Die Haare und der magische Ort, den man nie zwei Mal besuchen soll

Es war schon dunkel. Ich ging einen schmalen Kiesweg entlang. Eine leichte Brise vom Meer roch nach warmen Kieferharz und süßen Blumen. Seltene Straßenlaternen versteckten mich zwischen den mächtigen Palmen und führten mich hoch zu einem Berghotel, das mich mit seinen Lichtern und energischer Tanzmusik anzog.
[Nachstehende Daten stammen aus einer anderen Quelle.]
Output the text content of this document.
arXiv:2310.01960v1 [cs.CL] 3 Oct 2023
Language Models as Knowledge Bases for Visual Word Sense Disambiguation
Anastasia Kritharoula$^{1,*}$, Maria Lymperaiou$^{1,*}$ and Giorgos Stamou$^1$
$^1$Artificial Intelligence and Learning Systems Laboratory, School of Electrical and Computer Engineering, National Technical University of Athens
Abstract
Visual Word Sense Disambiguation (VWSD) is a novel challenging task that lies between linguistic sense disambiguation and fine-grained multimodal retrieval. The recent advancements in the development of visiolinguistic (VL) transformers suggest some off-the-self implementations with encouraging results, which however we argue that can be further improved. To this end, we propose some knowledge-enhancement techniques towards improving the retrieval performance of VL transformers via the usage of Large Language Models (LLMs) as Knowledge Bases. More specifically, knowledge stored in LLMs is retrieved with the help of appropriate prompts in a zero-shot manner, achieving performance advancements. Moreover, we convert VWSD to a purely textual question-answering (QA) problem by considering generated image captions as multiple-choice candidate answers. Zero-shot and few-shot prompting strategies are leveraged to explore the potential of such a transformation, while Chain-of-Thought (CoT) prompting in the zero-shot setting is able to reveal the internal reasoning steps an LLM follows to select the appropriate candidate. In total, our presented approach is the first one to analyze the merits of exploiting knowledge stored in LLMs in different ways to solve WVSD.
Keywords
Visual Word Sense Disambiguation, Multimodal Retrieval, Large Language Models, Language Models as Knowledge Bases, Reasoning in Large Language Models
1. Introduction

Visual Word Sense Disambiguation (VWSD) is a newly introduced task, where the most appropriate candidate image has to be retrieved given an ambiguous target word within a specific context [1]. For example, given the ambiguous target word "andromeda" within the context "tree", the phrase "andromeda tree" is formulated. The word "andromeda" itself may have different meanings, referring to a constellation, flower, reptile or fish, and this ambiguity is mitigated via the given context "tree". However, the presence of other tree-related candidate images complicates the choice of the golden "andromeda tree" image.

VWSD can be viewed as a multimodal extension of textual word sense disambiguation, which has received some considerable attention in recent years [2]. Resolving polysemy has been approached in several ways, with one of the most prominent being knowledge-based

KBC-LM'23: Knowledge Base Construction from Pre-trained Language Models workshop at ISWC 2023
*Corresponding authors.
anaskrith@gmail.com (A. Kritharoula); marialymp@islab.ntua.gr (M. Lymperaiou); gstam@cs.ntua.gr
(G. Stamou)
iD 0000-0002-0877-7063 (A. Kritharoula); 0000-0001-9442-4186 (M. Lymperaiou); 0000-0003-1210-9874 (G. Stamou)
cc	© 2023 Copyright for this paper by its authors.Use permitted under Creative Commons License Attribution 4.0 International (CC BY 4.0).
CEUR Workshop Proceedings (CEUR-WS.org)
Zu Hause würde man mir nie erlauben, allein in der Nacht einen fremden Ort zu erkundigen, aber ich war mit meiner Tante hier. Die Musik wurde immer lauter. Ich näherte mich einer Tanzfläche und musste blinzeln, als ich aus dem Schatten trat. Ich blieb am Rand stehen und betrachtete die Leute, die sich im Takt bewegten. Überraschenderweise waren hier zwischen den jungen Leuten auch viele alte Menschen. Eine Blonde, so Mitte vierzig im roten Kleid, eine noch ältere Dame mit einer komischen, unbewegten Frisur, die einer Perücke ähnelte. Zwei alten Herren in gebügelten Hosen, die neben den Damen hüpften und vor Freude lachten. Und direkt hinter ihnen kicherten zwei Mädchen meines Alters und wedelten plump mit den Armen.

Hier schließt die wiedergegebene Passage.